O anúncio da conclusão das negociações do acordo entre Mercosul e União Europeia marca o fim de uma espera de mais de duas décadas e abre um novo capítulo para a economia brasileira. Embora o corte de tarifas de importação e exportação seja o ponto mais discutido, a Confederação Nacional da Indústria (CNI) alerta que o verdadeiro potencial do tratado reside na modernização das regras de comércio e na segurança jurídica.
Com a assinatura oficial ocorrida recentemente, o foco agora se volta para a ratificação pelos parlamentos.

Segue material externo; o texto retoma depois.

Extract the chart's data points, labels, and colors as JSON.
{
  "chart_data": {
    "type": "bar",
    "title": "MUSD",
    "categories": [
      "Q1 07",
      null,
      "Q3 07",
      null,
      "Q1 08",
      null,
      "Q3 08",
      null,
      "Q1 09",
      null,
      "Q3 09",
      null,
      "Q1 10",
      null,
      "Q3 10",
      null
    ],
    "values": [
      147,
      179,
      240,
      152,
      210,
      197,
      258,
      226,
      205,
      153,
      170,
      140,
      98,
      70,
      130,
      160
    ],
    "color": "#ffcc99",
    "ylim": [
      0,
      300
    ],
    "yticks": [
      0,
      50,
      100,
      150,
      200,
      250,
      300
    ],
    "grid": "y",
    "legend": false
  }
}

Para o setor produtivo, o pacto funciona como um “selo de qualidade” que pode atrair investimentos estrangeiros diretos em níveis recordes, posicionando o Brasil como um hub estratégico na América Latina.

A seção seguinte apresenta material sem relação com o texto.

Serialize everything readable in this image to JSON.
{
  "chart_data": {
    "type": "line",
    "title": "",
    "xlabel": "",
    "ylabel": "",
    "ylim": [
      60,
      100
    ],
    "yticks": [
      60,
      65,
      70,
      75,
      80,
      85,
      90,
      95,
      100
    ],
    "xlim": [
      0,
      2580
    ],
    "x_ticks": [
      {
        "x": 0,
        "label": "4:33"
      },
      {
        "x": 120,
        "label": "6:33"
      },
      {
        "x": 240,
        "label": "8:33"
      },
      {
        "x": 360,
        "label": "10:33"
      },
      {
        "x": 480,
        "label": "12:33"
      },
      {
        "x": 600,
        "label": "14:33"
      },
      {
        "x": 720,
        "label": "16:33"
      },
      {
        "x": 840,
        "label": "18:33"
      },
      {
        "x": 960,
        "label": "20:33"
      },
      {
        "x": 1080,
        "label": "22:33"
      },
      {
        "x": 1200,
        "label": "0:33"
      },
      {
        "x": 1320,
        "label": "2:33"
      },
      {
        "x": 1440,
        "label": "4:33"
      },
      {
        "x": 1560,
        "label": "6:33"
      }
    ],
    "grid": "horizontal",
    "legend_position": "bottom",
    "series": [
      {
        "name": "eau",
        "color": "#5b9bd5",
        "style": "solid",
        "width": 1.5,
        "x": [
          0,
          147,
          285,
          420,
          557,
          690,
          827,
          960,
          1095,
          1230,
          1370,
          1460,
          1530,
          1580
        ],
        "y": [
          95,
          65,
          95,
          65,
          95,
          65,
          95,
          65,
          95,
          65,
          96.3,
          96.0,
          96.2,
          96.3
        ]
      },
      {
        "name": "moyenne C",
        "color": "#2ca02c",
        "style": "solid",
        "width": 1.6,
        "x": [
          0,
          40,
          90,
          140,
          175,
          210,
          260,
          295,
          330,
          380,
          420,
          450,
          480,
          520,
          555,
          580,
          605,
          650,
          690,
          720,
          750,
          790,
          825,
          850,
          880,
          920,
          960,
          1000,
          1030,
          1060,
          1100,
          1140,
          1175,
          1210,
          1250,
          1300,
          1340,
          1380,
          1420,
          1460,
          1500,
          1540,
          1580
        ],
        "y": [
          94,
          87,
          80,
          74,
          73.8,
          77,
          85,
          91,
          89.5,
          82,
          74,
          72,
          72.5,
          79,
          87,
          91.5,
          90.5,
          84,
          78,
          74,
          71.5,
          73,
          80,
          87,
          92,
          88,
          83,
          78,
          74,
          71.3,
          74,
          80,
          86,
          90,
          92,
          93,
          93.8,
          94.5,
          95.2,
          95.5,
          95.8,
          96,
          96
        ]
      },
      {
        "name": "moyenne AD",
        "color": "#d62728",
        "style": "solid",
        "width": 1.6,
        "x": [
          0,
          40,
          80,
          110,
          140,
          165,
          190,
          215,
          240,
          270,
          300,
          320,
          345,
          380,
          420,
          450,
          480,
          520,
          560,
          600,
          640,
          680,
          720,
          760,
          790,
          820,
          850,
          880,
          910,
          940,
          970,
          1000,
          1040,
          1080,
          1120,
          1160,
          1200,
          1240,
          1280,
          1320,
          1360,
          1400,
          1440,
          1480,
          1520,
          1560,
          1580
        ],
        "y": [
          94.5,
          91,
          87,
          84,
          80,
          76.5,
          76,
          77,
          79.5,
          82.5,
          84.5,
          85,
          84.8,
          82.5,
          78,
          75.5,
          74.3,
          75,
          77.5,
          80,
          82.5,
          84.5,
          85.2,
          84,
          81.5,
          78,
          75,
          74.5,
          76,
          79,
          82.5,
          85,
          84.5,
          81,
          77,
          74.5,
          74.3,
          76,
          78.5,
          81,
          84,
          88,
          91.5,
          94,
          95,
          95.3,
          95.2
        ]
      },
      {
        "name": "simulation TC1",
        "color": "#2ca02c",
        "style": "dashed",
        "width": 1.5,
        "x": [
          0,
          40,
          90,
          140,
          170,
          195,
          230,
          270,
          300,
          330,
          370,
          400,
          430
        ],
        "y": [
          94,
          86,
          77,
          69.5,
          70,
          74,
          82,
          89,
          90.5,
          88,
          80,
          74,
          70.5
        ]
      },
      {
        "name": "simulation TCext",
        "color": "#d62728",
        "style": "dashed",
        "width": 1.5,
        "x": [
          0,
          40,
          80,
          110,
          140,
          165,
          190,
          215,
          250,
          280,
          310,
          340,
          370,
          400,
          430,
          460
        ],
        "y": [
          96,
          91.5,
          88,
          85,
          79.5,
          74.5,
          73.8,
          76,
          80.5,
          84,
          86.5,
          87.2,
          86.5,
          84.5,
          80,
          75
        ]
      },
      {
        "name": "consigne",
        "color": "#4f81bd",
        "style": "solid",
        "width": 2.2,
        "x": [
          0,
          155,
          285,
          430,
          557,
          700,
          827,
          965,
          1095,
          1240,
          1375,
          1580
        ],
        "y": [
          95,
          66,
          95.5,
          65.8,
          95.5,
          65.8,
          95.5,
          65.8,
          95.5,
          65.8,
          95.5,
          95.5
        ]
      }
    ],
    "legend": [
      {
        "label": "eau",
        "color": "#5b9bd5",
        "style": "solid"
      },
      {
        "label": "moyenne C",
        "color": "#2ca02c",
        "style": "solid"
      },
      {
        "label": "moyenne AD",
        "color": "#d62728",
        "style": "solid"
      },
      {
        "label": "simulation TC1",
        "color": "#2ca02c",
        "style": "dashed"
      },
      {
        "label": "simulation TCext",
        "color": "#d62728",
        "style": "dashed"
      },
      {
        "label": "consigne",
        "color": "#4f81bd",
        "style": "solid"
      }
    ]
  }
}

As 10 principais vantagens para o Brasil
De acordo com o levantamento da CNI, os benefícios se dividem entre ganhos operacionais imediatos e transformações estruturais a longo prazo:
- Acesso ampliado ao mercado europeu: Redução gradual de tarifas para produtos industriais e agroindustriais, facilitando a entrada em um mercado de 450 milhões de consumidores.
- Facilitação de comércio: Desburocratização de processos alfandegários, reduzindo custos logísticos e o tempo de liberação de cargas.
- Compras governamentais: Empresas brasileiras poderão participar de licitações públicas em países da UE em igualdade de condições, um mercado bilionário até então restrito.
- Serviços e investimentos: Regras claras que protegem investidores e facilitam a prestação de serviços brasileiros (como TI e arquitetura) no exterior.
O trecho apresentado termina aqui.